At a joint news conference Monday, Public Defender Jeff Adachi and District Attorney George Gascón said they are investigating police testing of Preliminary Alcohol Screening devices, which manufacturers recommend on a regular basis.

Adachi said his office may attempt to dismiss certain DUI convictions. He said police records showed the practice “probably went back at least to 2006,” and that his office handles hundreds of such cases each year. Although many convicted drunk drivers have already served their sentences, they may still be experiencing “collateral consequences” such as higher insurance rates, or their use as a prior conviction in other criminal cases.

“Many people, I would imagine, would be interested in seeking relief,” Adachi said.

It’s just the latest embarrassment to emerge in recent years involving the handling of evidence by San Francisco police. In 2010, revelations that a department criminalist was pilfering drug evidence led to the dismissal of hundreds of drug cases. And in 2011, more than 100 more drug cases were dismissed after Adachi’s office discovered videos allegedly depicting officers illegally entering residences and falsifying police reports and stealing suspects’ valuables.
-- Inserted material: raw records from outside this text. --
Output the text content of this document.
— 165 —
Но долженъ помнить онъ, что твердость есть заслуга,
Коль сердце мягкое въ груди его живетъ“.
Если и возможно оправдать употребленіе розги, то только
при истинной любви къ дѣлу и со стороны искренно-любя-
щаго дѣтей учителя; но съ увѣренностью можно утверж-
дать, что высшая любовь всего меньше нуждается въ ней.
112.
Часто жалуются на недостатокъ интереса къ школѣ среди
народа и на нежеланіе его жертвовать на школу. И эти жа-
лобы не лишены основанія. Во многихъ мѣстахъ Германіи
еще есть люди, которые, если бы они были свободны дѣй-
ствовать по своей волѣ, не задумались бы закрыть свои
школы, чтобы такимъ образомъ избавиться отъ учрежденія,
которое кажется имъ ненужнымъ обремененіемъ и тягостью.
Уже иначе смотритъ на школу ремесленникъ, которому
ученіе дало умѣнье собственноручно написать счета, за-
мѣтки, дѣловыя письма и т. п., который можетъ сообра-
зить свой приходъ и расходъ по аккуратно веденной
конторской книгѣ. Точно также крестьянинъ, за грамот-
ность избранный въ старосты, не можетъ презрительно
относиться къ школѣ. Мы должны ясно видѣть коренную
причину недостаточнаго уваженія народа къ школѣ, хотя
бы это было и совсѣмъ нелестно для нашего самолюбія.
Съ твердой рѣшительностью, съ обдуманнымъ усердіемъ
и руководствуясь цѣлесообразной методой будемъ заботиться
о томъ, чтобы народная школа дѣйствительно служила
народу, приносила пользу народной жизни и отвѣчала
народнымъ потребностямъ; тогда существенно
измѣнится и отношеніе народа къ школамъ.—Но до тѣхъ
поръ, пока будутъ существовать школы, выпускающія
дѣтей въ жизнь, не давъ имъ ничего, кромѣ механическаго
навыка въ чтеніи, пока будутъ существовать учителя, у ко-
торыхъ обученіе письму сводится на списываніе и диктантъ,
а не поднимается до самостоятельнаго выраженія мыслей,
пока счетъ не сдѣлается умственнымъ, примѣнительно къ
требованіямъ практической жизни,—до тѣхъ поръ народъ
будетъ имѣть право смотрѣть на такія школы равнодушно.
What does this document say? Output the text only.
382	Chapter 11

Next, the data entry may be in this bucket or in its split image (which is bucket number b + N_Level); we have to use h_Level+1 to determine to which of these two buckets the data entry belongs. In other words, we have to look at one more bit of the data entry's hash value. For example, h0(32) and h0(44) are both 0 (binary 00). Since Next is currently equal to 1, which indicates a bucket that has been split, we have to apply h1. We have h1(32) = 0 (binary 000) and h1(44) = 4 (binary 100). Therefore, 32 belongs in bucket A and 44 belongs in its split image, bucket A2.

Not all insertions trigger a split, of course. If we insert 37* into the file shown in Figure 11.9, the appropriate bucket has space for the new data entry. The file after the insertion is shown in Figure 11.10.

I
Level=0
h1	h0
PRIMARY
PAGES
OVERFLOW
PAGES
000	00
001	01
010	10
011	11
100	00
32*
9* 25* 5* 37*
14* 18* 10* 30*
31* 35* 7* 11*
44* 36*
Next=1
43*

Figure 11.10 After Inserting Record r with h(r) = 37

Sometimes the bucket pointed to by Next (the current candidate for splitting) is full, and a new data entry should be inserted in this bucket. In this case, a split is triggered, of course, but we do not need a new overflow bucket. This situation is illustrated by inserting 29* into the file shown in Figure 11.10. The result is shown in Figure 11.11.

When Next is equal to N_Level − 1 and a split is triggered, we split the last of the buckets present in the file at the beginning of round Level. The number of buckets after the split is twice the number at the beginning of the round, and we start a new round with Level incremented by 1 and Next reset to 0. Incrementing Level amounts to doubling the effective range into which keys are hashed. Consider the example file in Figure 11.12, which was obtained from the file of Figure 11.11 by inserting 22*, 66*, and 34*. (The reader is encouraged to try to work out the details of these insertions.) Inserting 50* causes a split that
Gascón stressed that PAS testing was only one potential piece of evidence, and that 98 percent of DUI cases involve blood or breathalyzer tests done later.

“Most of those cases, we’re going to have ample evidence to continue to support what was determined earlier on in that case,” Gascón said. He said that his office would dismiss cases where PAS evidence was found to be central.

Christopher Shea, an attorney who handles DUI cases, said none of his clients would probably be affected because their convictions were proven by subsequent tests. But, he added, “any time that the evidence that the police are collecting is called into question, it’s an issue that needs to be taken seriously.”

PAS devices are one of several methods police use to determine probable cause to make a DUI arrest. The department has a limited number of the devices, and officers can choose whether or not to use them.

Device recalibration, which is supposed to happen every 10 days or 150 uses, involves comparing a sample with a reading on the device to make sure it is recording blood-alcohol content accurately.

Gascón, the former police chief, said the irregularities pointed to “negligence, as opposed to malice” on the part of the police. His office is no longer using evidence from PAS devices in DUI cases and is reviewing such cases over the last decade.

Police officials acknowledged that the department had not been testing the devices.

“The Department is cooperating with the investigation, so that this does not happen again,” spokesman Officer Albie Esparza said. Esparza said he was unaware if any officers had been disciplined, and that DUI arrests would continue.


Another evidence scandal

The DUI testing allegations are just the latest embarrassing revelation involving the handling of evidence by San Francisco police officers.

2010 — Department criminalist Deborah Madden pilfered drug evidence, leading to the dismissal of hundreds of drug cases.

2011 — More than 100 more cases were dismissed after videos allegedly depicted officers illegally entering residences, falsifying police reports, and stealing suspects’ valuables during drug arrests.

2012 — Revelations that police may not have checked the accuracy of their mobile breathalyzers for years.